A sober look at a century of politics

Ronald Brownstein's new book, "The Second Civil War", offers up much to be digested in history, calculation, process and outlook. The author, a distinguished contributor to the national political scene, has studied American politics from McKinley to Bush. We seem to be right back where we started from, with a mid-twentieth century romp through bipartisanhip. Brownstein's book is a fair comparison of how the country felt and voted at any given time since 1896. The era from McKinley to Hoover more or less matched the hyperpartisanship of today, while FDR's time through the 1980s allowed for compromise and historic legislation. While this is a comprehensive work of age-old politics, it's really more about the last fifteen years....the era of Clinton and "W". This is the part of "The Second Civil War" where Brownstein makes his mark and it's clear he has some distinct opinions. The Gingrich crowd, never a particularly likeable American flavor favorite, began the ball rolling in earnest toward a "take-no-prisoners" approach to Congress, heightened only by the intense partisanship of the Bush presidency.

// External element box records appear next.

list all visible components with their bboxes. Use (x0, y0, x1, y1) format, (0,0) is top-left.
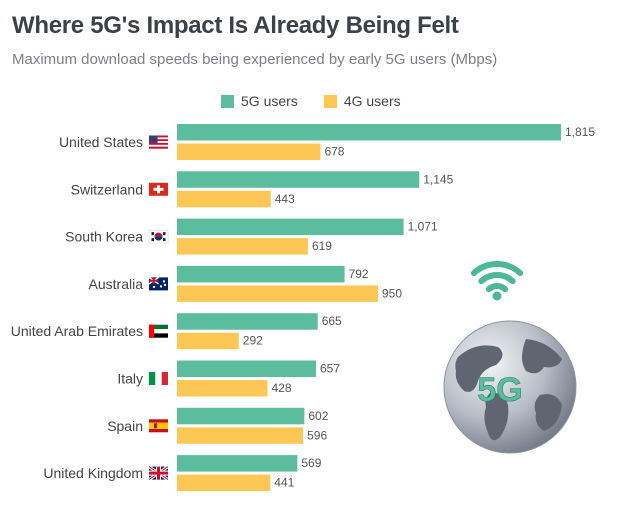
legend-swatch-5g (221, 94, 234, 108)
value-label-5g: 602 (308, 409, 328, 423)
value-label-5g: 569 (301, 456, 321, 470)
south-korea-flag-icon (148, 229, 169, 244)
value-label-5g: 665 (322, 314, 342, 328)
uk-flag-icon (148, 465, 169, 481)
bar-4g (177, 332, 239, 350)
category-label: Italy (117, 371, 143, 387)
category-label: South Korea (65, 229, 143, 245)
value-label-4g: 950 (382, 286, 402, 300)
australia-flag-icon (148, 276, 168, 291)
bar-4g (177, 380, 268, 397)
chart-subtitle: Maximum download speeds being experience… (12, 51, 498, 68)
bar-4g (177, 190, 271, 208)
bar-5g (177, 171, 420, 188)
value-label-4g: 428 (272, 381, 292, 395)
uae-flag-icon (149, 324, 168, 338)
value-label-5g: 1,815 (565, 125, 595, 139)
bar-5g (177, 455, 298, 472)
spain-flag-icon (149, 419, 168, 433)
legend-swatch-4g (323, 94, 337, 108)
italy-flag-icon (149, 372, 168, 385)
value-label-4g: 678 (324, 145, 344, 159)
legend-item-5g: 5G users (221, 93, 298, 109)
legend-label-4g: 4G users (343, 93, 401, 109)
value-label-5g: 1,145 (423, 172, 453, 186)
value-label-5g: 657 (320, 362, 340, 376)
category-label: United Arab Emirates (11, 323, 143, 339)
value-label-4g: 619 (312, 239, 332, 253)
category-label: Switzerland (71, 181, 143, 197)
globe-5g-icon: 5G (443, 261, 577, 454)
chart-title: Where 5G's Impact Is Already Being Felt (12, 12, 459, 39)
value-label-4g: 441 (274, 476, 294, 490)
bar-5g (177, 265, 345, 283)
value-label-5g: 1,071 (408, 220, 438, 234)
value-label-4g: 292 (243, 334, 263, 348)
bar-5g (177, 360, 317, 377)
value-label-4g: 443 (275, 192, 295, 206)
bar-4g (177, 238, 308, 255)
bar-5g (177, 313, 318, 330)
value-label-5g: 792 (349, 267, 369, 281)
switzerland-flag-icon (149, 182, 168, 196)
category-label: Australia (89, 276, 144, 292)
bar-5g (177, 218, 404, 236)
us-flag-icon (149, 135, 168, 149)
bar-5g (177, 124, 561, 141)
value-label-4g: 596 (307, 428, 327, 442)
legend: 5G users 4G users (221, 93, 427, 109)
bar-4g (177, 474, 271, 492)
legend-item-4g: 4G users (323, 93, 401, 109)
bar-4g (177, 285, 378, 302)
category-label: United Kingdom (43, 465, 143, 481)
globe-5g-label: 5G (477, 371, 522, 409)
bar-4g (177, 427, 304, 444)
category-label: United States (59, 134, 143, 150)
legend-label-5g: 5G users (241, 93, 298, 109)
bar-4g (177, 143, 321, 160)
bar-5g (177, 407, 305, 425)
category-label: Spain (107, 418, 143, 434)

In so many words, Brownstein points out that because of this, we've lost more than we've gained and it will take years of rebuilding to set things straight. He's right, of course, and I kept wondering while reading this book if we've really hit the political nadir just yet in America. I highly recommend "The Second Civil War" for its insight and depth. Ronald Brownstein has done a remarkable job in putting this book together and it should be read by all who have a serious interest in American politics and those who care about where this country might be headed in that regard.